Kenn Kaufman of Oak Harbor, recently was honored for his contributions to the scientific study of birds.
The recognition came from the American Ornithologists’ Union (AOU), one of the world’s leading professional societies for bird study. For 130 years, the AOU has been promoting science and publishing the results of original research, and virtually all the professional ornithologists in the U.S. and Canada belong to the group. Basic membership is open to anyone with a serious interest in bird study, but there are two honorary levels of membership. Individuals may be chosen as Elective Members for “significant contributions to ornithology.” From among the Elective Members, a few are chosen as Fellows for “exceptional and sustained contributions to ornithology.”
On Aug. 17, at the group’s annual meeting in Chicago, Kenn Kaufman was one of 16 individuals added to the ranks of Fellows of the American Ornithologists’ Union.
Kaufman reports that he was surprised and pleased. “Most AOU Fellows are doing full-time research or teaching at the university level, or both,” he says. “My role has been different, since I mostly write about birds for the general public. But I always strive for accuracy and I have always promoted the idea of good research and good science, and I assume they took that into account.”

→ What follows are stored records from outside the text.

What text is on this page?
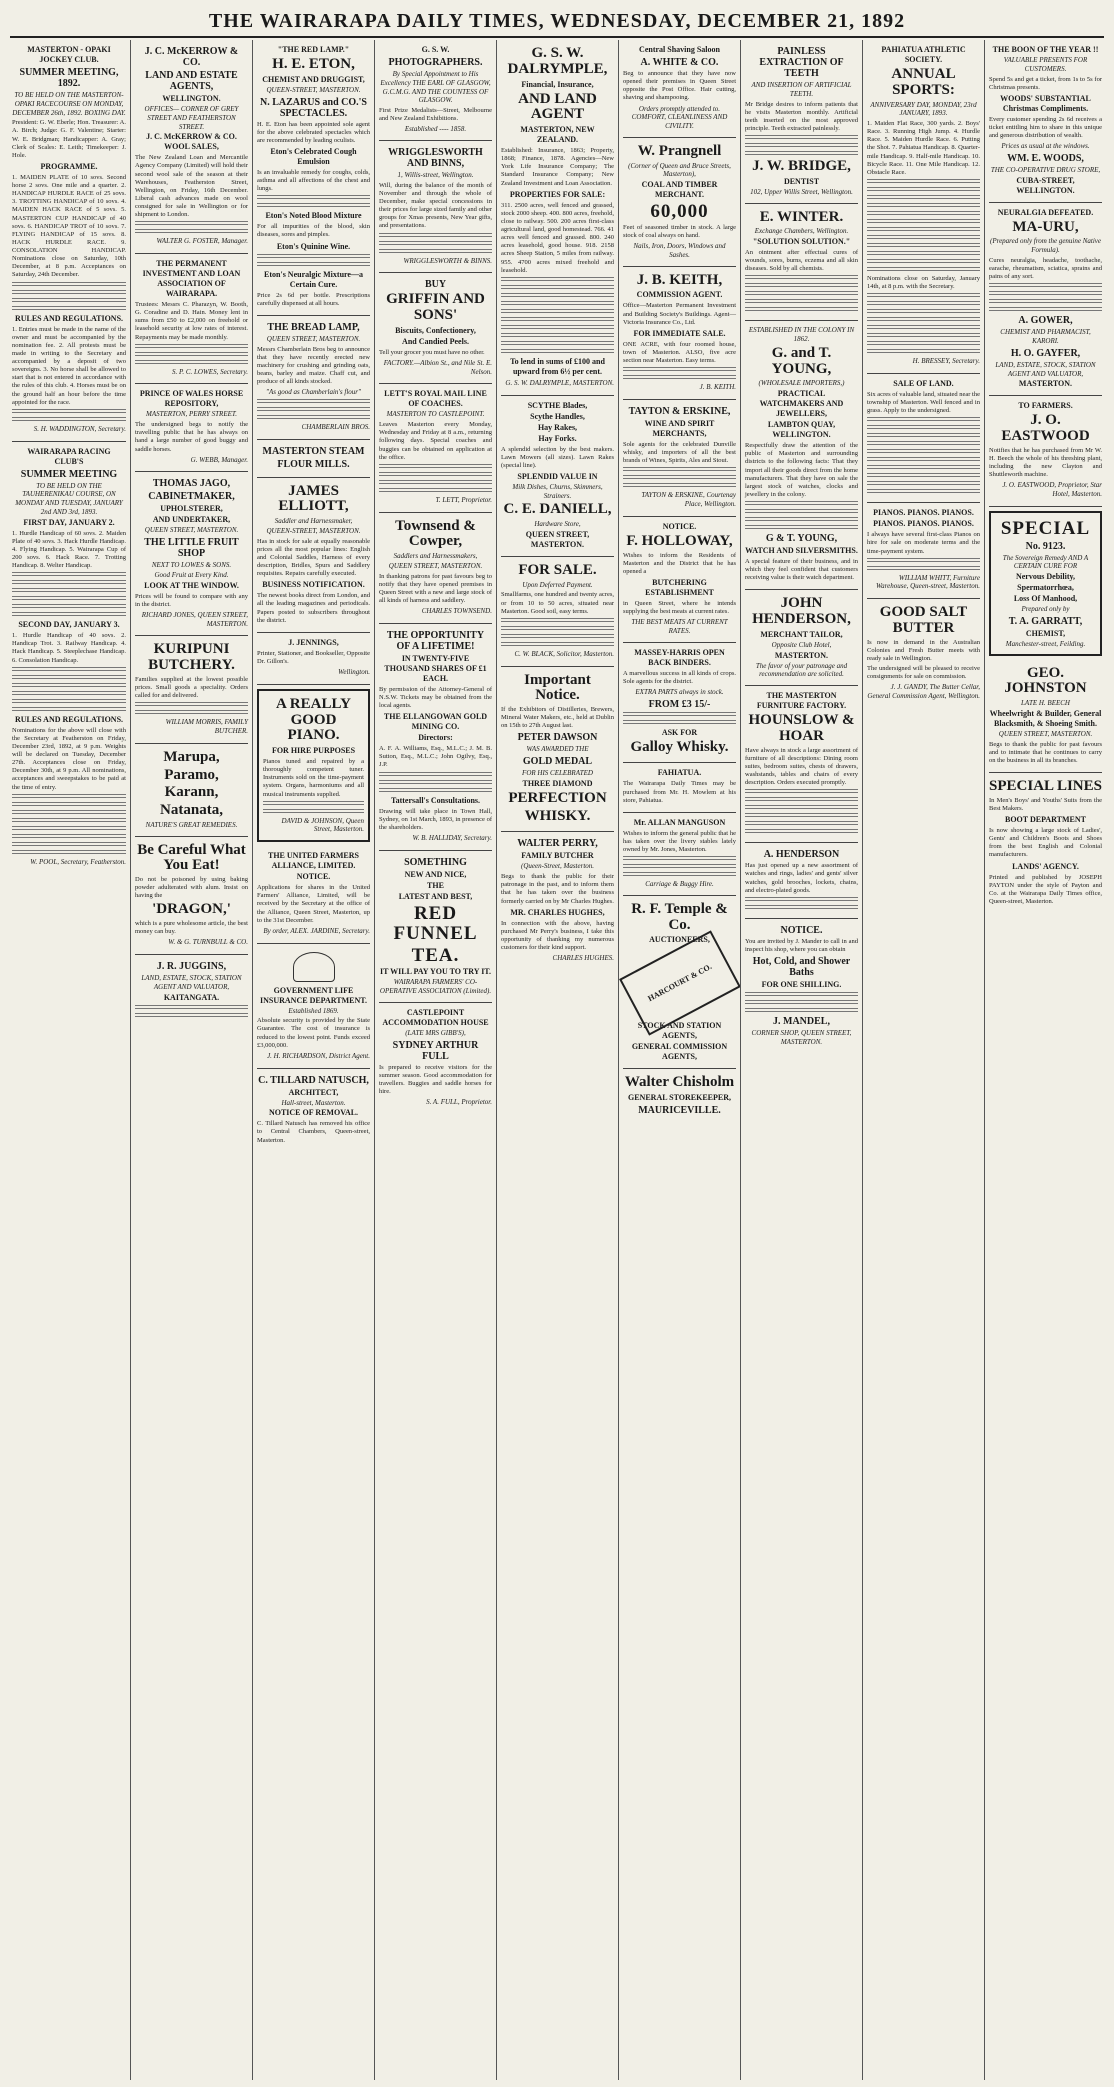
THE WAIRARAPA DAILY TIMES, WEDNESDAY, DECEMBER 21, 1892
MASTERTON - OPAKI JOCKEY CLUB.
SUMMER MEETING, 1892.
TO BE HELD ON THE MASTERTON-OPAKI RACECOURSE ON MONDAY, DECEMBER 26th, 1892. BOXING DAY.
President: G. W. Eberle; Hon. Treasurer: A. A. Birch; Judge: G. F. Valentine; Starter: W. E. Bridgman; Handicapper: A. Gray; Clerk of Scales: E. Leith; Timekeeper: J. Hole.
PROGRAMME.
1. MAIDEN PLATE of 10 sovs. Second horse 2 sovs. One mile and a quarter. 2. HANDICAP HURDLE RACE of 25 sovs. 3. TROTTING HANDICAP of 10 sovs. 4. MAIDEN HACK RACE of 5 sovs. 5. MASTERTON CUP HANDICAP of 40 sovs. 6. HANDICAP TROT of 10 sovs. 7. FLYING HANDICAP of 15 sovs. 8. HACK HURDLE RACE. 9. CONSOLATION HANDICAP. Nominations close on Saturday, 10th December, at 8 p.m. Acceptances on Saturday, 24th December.
RULES AND REGULATIONS.
1. Entries must be made in the name of the owner and must be accompanied by the nomination fee. 2. All protests must be made in writing to the Secretary and accompanied by a deposit of two sovereigns. 3. No horse shall be allowed to start that is not entered in accordance with the rules of this club. 4. Horses must be on the ground half an hour before the time appointed for the race.
S. H. WADDINGTON, Secretary.
WAIRARAPA RACING CLUB'S
SUMMER MEETING
TO BE HELD ON THE TAUHERENIKAU COURSE, ON MONDAY AND TUESDAY, JANUARY 2nd AND 3rd, 1893.
FIRST DAY, JANUARY 2.
1. Hurdle Handicap of 60 sovs. 2. Maiden Plate of 40 sovs. 3. Hack Hurdle Handicap. 4. Flying Handicap. 5. Wairarapa Cup of 200 sovs. 6. Hack Race. 7. Trotting Handicap. 8. Welter Handicap.
SECOND DAY, JANUARY 3.
1. Hurdle Handicap of 40 sovs. 2. Handicap Trot. 3. Railway Handicap. 4. Hack Handicap. 5. Steeplechase Handicap. 6. Consolation Handicap.
RULES AND REGULATIONS.
Nominations for the above will close with the Secretary at Featherston on Friday, December 23rd, 1892, at 9 p.m. Weights will be declared on Tuesday, December 27th. Acceptances close on Friday, December 30th, at 9 p.m. All nominations, acceptances and sweepstakes to be paid at the time of entry.
W. POOL, Secretary, Featherston.
J. C. McKERROW & CO.
LAND AND ESTATE AGENTS,
WELLINGTON.
OFFICES— CORNER OF GREY STREET AND FEATHERSTON STREET.
J. C. McKERROW & CO. WOOL SALES,
The New Zealand Loan and Mercantile Agency Company (Limited) will hold their second wool sale of the season at their Warehouses, Featherston Street, Wellington, on Friday, 16th December. Liberal cash advances made on wool consigned for sale in Wellington or for shipment to London.
WALTER G. FOSTER, Manager.
THE PERMANENT INVESTMENT AND LOAN ASSOCIATION OF WAIRARAPA.
Trustees: Messrs C. Pharazyn, W. Booth, G. Coradine and D. Hain. Money lent in sums from £50 to £2,000 on freehold or leasehold security at low rates of interest. Repayments may be made monthly.
S. P. C. LOWES, Secretary.
PRINCE OF WALES HORSE REPOSITORY,
MASTERTON, PERRY STREET.
The undersigned begs to notify the travelling public that he has always on hand a large number of good buggy and saddle horses.
G. WEBB, Manager.
THOMAS JAGO,
CABINETMAKER,
UPHOLSTERER,
AND UNDERTAKER,
QUEEN STREET, MASTERTON.
THE LITTLE FRUIT SHOP
NEXT TO LOWES & SONS.
Good Fruit at Every Kind.
LOOK AT THE WINDOW.
Prices will be found to compare with any in the district.
RICHARD JONES, QUEEN STREET, MASTERTON.
KURIPUNI BUTCHERY.
Families supplied at the lowest possible prices. Small goods a speciality. Orders called for and delivered.
WILLIAM MORRIS, FAMILY BUTCHER.
Marupa,
Paramo,
Karann,
Natanata,
NATURE'S GREAT REMEDIES.
Be Careful What You Eat!
Do not be poisoned by using baking powder adulterated with alum. Insist on having the
'DRAGON,'
which is a pure wholesome article, the best money can buy.
W. & G. TURNBULL & CO.
J. R. JUGGINS,
LAND, ESTATE, STOCK, STATION AGENT AND VALUATOR,
KAITANGATA.
"THE RED LAMP."
H. E. ETON,
CHEMIST AND DRUGGIST,
QUEEN-STREET, MASTERTON.
N. LAZARUS and CO.'S SPECTACLES.
H. E. Eton has been appointed sole agent for the above celebrated spectacles which are recommended by leading oculists.
Eton's Celebrated Cough Emulsion
Is an invaluable remedy for coughs, colds, asthma and all affections of the chest and lungs.
Eton's Noted Blood Mixture
For all impurities of the blood, skin diseases, sores and pimples.
Eton's Quinine Wine.
Eton's Neuralgic Mixture—a Certain Cure.
Price 2s 6d per bottle. Prescriptions carefully dispensed at all hours.
THE BREAD LAMP,
QUEEN STREET, MASTERTON.
Messrs Chamberlain Bros beg to announce that they have recently erected new machinery for crushing and grinding oats, beans, barley and maize. Chaff cut, and produce of all kinds stocked.
"As good as Chamberlain's flour"
CHAMBERLAIN BROS.
MASTERTON STEAM
FLOUR MILLS.
JAMES ELLIOTT,
Saddler and Harnessmaker,
QUEEN-STREET, MASTERTON.
Has in stock for sale at equally reasonable prices all the most popular lines: English and Colonial Saddles, Harness of every description, Bridles, Spurs and Saddlery requisites. Repairs carefully executed.
BUSINESS NOTIFICATION.
The newest books direct from London, and all the leading magazines and periodicals. Papers posted to subscribers throughout the district.
J. JENNINGS,
Printer, Stationer, and Bookseller, Opposite Dr. Gillon's.
Wellington.
A REALLY GOOD PIANO.
FOR HIRE PURPOSES
Pianos tuned and repaired by a thoroughly competent tuner. Instruments sold on the time-payment system. Organs, harmoniums and all musical instruments supplied.
DAVID & JOHNSON, Queen Street, Masterton.
THE UNITED FARMERS ALLIANCE, LIMITED.
NOTICE.
Applications for shares in the United Farmers' Alliance, Limited, will be received by the Secretary at the office of the Alliance, Queen Street, Masterton, up to the 31st December.
By order, ALEX. JARDINE, Secretary.
GOVERNMENT LIFE INSURANCE DEPARTMENT.
Established 1869.
Absolute security is provided by the State Guarantee. The cost of insurance is reduced to the lowest point. Funds exceed £3,000,000.
J. H. RICHARDSON, District Agent.
C. TILLARD NATUSCH,
ARCHITECT,
Hall-street, Masterton.
NOTICE OF REMOVAL.
C. Tillard Natusch has removed his office to Central Chambers, Queen-street, Masterton.
G. S. W.
PHOTOGRAPHERS.
By Special Appointment to His Excellency THE EARL OF GLASGOW, G.C.M.G. AND THE COUNTESS OF GLASGOW.
First Prize Medalists—Street, Melbourne and New Zealand Exhibitions.
Established ---- 1858.
WRIGGLESWORTH AND BINNS,
1, Willis-street, Wellington.
Will, during the balance of the month of November and through the whole of December, make special concessions in their prices for large sized family and other groups for Xmas presents, New Year gifts, and presentations.
WRIGGLESWORTH & BINNS.
BUY
GRIFFIN AND SONS'
Biscuits, Confectionery,
And Candied Peels.
Tell your grocer you must have no other.
FACTORY.—Albion St., and Nile St. E. Nelson.
LETT'S ROYAL MAIL LINE OF COACHES.
MASTERTON TO CASTLEPOINT.
Leaves Masterton every Monday, Wednesday and Friday at 8 a.m., returning following days. Special coaches and buggies can be obtained on application at the office.
T. LETT, Proprietor.
Townsend & Cowper,
Saddlers and Harnessmakers,
QUEEN STREET, MASTERTON.
In thanking patrons for past favours beg to notify that they have opened premises in Queen Street with a new and large stock of all kinds of harness and saddlery.
CHARLES TOWNSEND.
THE OPPORTUNITY OF A LIFETIME!
IN TWENTY-FIVE THOUSAND SHARES OF £1 EACH.
By permission of the Attorney-General of N.S.W. Tickets may be obtained from the local agents.
THE ELLANGOWAN GOLD MINING CO.
Directors:
A. F. A. Williams, Esq., M.L.C.; J. M. B. Sutton, Esq., M.L.C.; John Ogilvy, Esq., J.P.
Tattersall's Consultations.
Drawing will take place in Town Hall, Sydney, on 1st March, 1893, in presence of the shareholders.
W. B. HALLIDAY, Secretary.
SOMETHING
NEW AND NICE,
THE
LATEST AND BEST,
RED FUNNEL
TEA.
IT WILL PAY YOU TO TRY IT.
WAIRARAPA FARMERS' CO-OPERATIVE ASSOCIATION (Limited).
CASTLEPOINT ACCOMMODATION HOUSE
(LATE MRS GIBB'S),
SYDNEY ARTHUR FULL
Is prepared to receive visitors for the summer season. Good accommodation for travellers. Buggies and saddle horses for hire.
S. A. FULL, Proprietor.
G. S. W. DALRYMPLE,
Financial, Insurance,
AND LAND AGENT
MASTERTON, NEW ZEALAND.
Established: Insurance, 1863; Property, 1868; Finance, 1878. Agencies—New York Life Insurance Company; The Standard Insurance Company; New Zealand Investment and Loan Association.
PROPERTIES FOR SALE:
311. 2500 acres, well fenced and grassed, stock 2000 sheep. 400. 800 acres, freehold, close to railway. 500. 200 acres first-class agricultural land, good homestead. 766. 41 acres well fenced and grassed. 800. 240 acres leasehold, good house. 918. 2158 acres Sheep Station, 5 miles from railway. 955. 4700 acres mixed freehold and leasehold.
To lend in sums of £100 and upward from 6½ per cent.
G. S. W. DALRYMPLE, MASTERTON.
SCYTHE Blades,
Scythe Handles,
Hay Rakes,
Hay Forks.
A splendid selection by the best makers. Lawn Mowers (all sizes). Lawn Rakes (special line).
SPLENDID VALUE IN
Milk Dishes, Churns, Skimmers, Strainers.
C. E. DANIELL,
Hardware Store,
QUEEN STREET, MASTERTON.
FOR SALE.
Upon Deferred Payment.
Smallfarms, one hundred and twenty acres, or from 10 to 50 acres, situated near Masterton. Good soil, easy terms.
C. W. BLACK, Solicitor, Masterton.
Important Notice.
If the Exhibitors of Distilleries, Brewers, Mineral Water Makers, etc., held at Dublin on 15th to 27th August last.
PETER DAWSON
WAS AWARDED THE
GOLD MEDAL
FOR HIS CELEBRATED
THREE DIAMOND
PERFECTION
WHISKY.
WALTER PERRY,
FAMILY BUTCHER
(Queen-Street, Masterton.
Begs to thank the public for their patronage in the past, and to inform them that he has taken over the business formerly carried on by Mr Charles Hughes.
MR. CHARLES HUGHES,
In connection with the above, having purchased Mr Perry's business, I take this opportunity of thanking my numerous customers for their kind support.
CHARLES HUGHES.
Central Shaving Saloon
A. WHITE & CO.
Beg to announce that they have now opened their premises in Queen Street opposite the Post Office. Hair cutting, shaving and shampooing.
Orders promptly attended to. COMFORT, CLEANLINESS AND CIVILITY.
W. Prangnell
(Corner of Queen and Bruce Streets, Masterton),
COAL AND TIMBER MERCHANT.
60,000
Feet of seasoned timber in stock. A large stock of coal always on hand.
Nails, Iron, Doors, Windows and Sashes.
J. B. KEITH,
COMMISSION AGENT.
Office—Masterton Permanent Investment and Building Society's Buildings. Agent—Victoria Insurance Co., Ltd.
FOR IMMEDIATE SALE.
ONE ACRE, with four roomed house, town of Masterton. ALSO, five acre section near Masterton. Easy terms.
J. B. KEITH.
TAYTON & ERSKINE,
WINE AND SPIRIT MERCHANTS,
Sole agents for the celebrated Dunville whisky, and importers of all the best brands of Wines, Spirits, Ales and Stout.
TAYTON & ERSKINE, Courtenay Place, Wellington.
NOTICE.
F. HOLLOWAY,
Wishes to inform the Residents of Masterton and the District that he has opened a
BUTCHERING ESTABLISHMENT
in Queen Street, where he intends supplying the best meats at current rates.
THE BEST MEATS AT CURRENT RATES.
MASSEY-HARRIS OPEN BACK BINDERS.
A marvellous success in all kinds of crops. Sole agents for the district.
EXTRA PARTS always in stock.
FROM £3 15/-
ASK FOR
Galloy Whisky.
FAHIATUA.
The Wairarapa Daily Times may be purchased from Mr. H. Mowlem at his store, Pahiatua.
Mr. ALLAN MANGUSON
Wishes to inform the general public that he has taken over the livery stables lately owned by Mr. Jones, Masterton.
Carriage & Buggy Hire.
R. F. Temple & Co.
AUCTIONEERS,
HARCOURT & CO.
STOCK AND STATION AGENTS,
GENERAL COMMISSION AGENTS,
Walter Chisholm
GENERAL STOREKEEPER,
MAURICEVILLE.
PAINLESS EXTRACTION OF TEETH
AND INSERTION OF ARTIFICIAL TEETH.
Mr Bridge desires to inform patients that he visits Masterton monthly. Artificial teeth inserted on the most approved principle. Teeth extracted painlessly.
J. W. BRIDGE,
DENTIST
102, Upper Willis Street, Wellington.
E. WINTER.
Exchange Chambers, Wellington.
"SOLUTION SOLUTION."
An ointment after effectual cures of wounds, sores, burns, eczema and all skin diseases. Sold by all chemists.
ESTABLISHED IN THE COLONY IN 1862.
G. and T. YOUNG,
(WHOLESALE IMPORTERS,)
PRACTICAL WATCHMAKERS AND JEWELLERS,
LAMBTON QUAY, WELLINGTON.
Respectfully draw the attention of the public of Masterton and surrounding districts to the following facts: That they import all their goods direct from the home manufacturers. That they have on sale the largest stock of watches, clocks and jewellery in the colony.
G & T. YOUNG,
WATCH AND SILVERSMITHS.
A special feature of their business, and in which they feel confident that customers receiving value is their watch department.
JOHN HENDERSON,
MERCHANT TAILOR,
Opposite Club Hotel,
MASTERTON.
The favor of your patronage and recommendation are solicited.
THE MASTERTON FURNITURE FACTORY.
HOUNSLOW & HOAR
Have always in stock a large assortment of furniture of all descriptions: Dining room suites, bedroom suites, chests of drawers, washstands, tables and chairs of every description. Orders executed promptly.
A. HENDERSON
Has just opened up a new assortment of watches and rings, ladies' and gents' silver watches, gold brooches, lockets, chains, and electro-plated goods.
NOTICE.
You are invited by J. Mander to call in and inspect his shop, where you can obtain
Hot, Cold, and Shower Baths
FOR ONE SHILLING.
J. MANDEL,
CORNER SHOP, QUEEN STREET, MASTERTON.
PAHIATUA ATHLETIC SOCIETY.
ANNUAL SPORTS:
ANNIVERSARY DAY, MONDAY, 23rd JANUARY, 1893.
1. Maiden Flat Race, 300 yards. 2. Boys' Race. 3. Running High Jump. 4. Hurdle Race. 5. Maiden Hurdle Race. 6. Putting the Shot. 7. Pahiatua Handicap. 8. Quarter-mile Handicap. 9. Half-mile Handicap. 10. Bicycle Race. 11. One Mile Handicap. 12. Obstacle Race.
Nominations close on Saturday, January 14th, at 8 p.m. with the Secretary.
H. BRESSEY, Secretary.
SALE OF LAND.
Six acres of valuable land, situated near the township of Masterton. Well fenced and in grass. Apply to the undersigned.
PIANOS. PIANOS. PIANOS.
PIANOS. PIANOS. PIANOS.
I always have several first-class Pianos on hire for sale on moderate terms and the time-payment system.
WILLIAM WHITT, Furniture Warehouse, Queen-street, Masterton.
GOOD SALT BUTTER
Is now in demand in the Australian Colonies and Fresh Butter meets with ready sale in Wellington.
The undersigned will be pleased to receive consignments for sale on commission.
J. J. GANDY, The Butter Cellar, General Commission Agent, Wellington.
THE BOON OF THE YEAR !!
VALUABLE PRESENTS FOR CUSTOMERS.
Spend 5s and get a ticket, from 1s to 5s for Christmas presents.
WOODS' SUBSTANTIAL Christmas Compliments.
Every customer spending 2s 6d receives a ticket entitling him to share in this unique and generous distribution of wealth.
Prices as usual at the windows.
WM. E. WOODS,
THE CO-OPERATIVE DRUG STORE,
CUBA-STREET, WELLINGTON.
NEURALGIA DEFEATED.
MA-URU,
(Prepared only from the genuine Native Formula).
Cures neuralgia, headache, toothache, earache, rheumatism, sciatica, sprains and pains of any sort.
A. GOWER,
CHEMIST AND PHARMACIST, KARORI.
H. O. GAYFER,
LAND, ESTATE, STOCK, STATION AGENT AND VALUATOR,
MASTERTON.
TO FARMERS.
J. O. EASTWOOD
Notifies that he has purchased from Mr W. H. Beech the whole of his threshing plant, including the new Clayton and Shuttleworth machine.
J. O. EASTWOOD, Proprietor, Star Hotel, Masterton.
SPECIAL
No. 9123.
The Sovereign Remedy AND A CERTAIN CURE FOR
Nervous Debility,
Spermatorrhœa,
Loss Of Manhood,
Prepared only by
T. A. GARRATT,
CHEMIST,
Manchester-street, Feilding.
GEO. JOHNSTON
LATE H. BEECH
Wheelwright & Builder, General Blacksmith, & Shoeing Smith.
QUEEN STREET, MASTERTON.
Begs to thank the public for past favours and to intimate that he continues to carry on the business in all its branches.
SPECIAL LINES
In Men's Boys' and Youths' Suits from the Best Makers.
BOOT DEPARTMENT
Is now showing a large stock of Ladies', Gents' and Children's Boots and Shoes from the best English and Colonial manufacturers.
LANDS' AGENCY.
Printed and published by JOSEPH PAYTON under the style of Payton and Co. at the Wairarapa Daily Times office, Queen-street, Masterton.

There are currently about 400 Fellows, Kaufman said, out of several thousand members of the American Ornithologists’ Union.
Kaufman writes regularly for several popular magazines, including Audubon, Birds & Blooms, BirdWatching, and Bird Watcher’s Digest. He is the author or coauthor of a dozen books, including the Kaufman Field Guide to Birds of North America, the Kaufman Field Guide to Advanced Birding, Lives of North American Birds, and a memoir, Kingbird Highway.
Dr. Andy Jones, Director of Science and Curator of Ornithology at the Cleveland Museum of Natural History, sent Kaufman a congratulatory note after the AOU’s announcement: “How could we ever try to quantify your impact on the study of birds? From your contributions to bird identification, to our understanding of bird distributions in North America, to popular literature on the science/sport/hobby/passion of birding, to inspiring the next generation of birders and ornithologists, you have had an outsized impact on the entire field of bird study.”
Since 2005, Mr. Kaufman has lived in Ottawa County, where he has been very active with the Black Swamp Bird Observatory (BSBO). His wife, Kimberly Kaufman, is BSBO’s executive director. The Kaufmans have been instrumental in the annual festival known as The Biggest Week In American Birding, which brings thousands of birders to northwestern Ohio every May.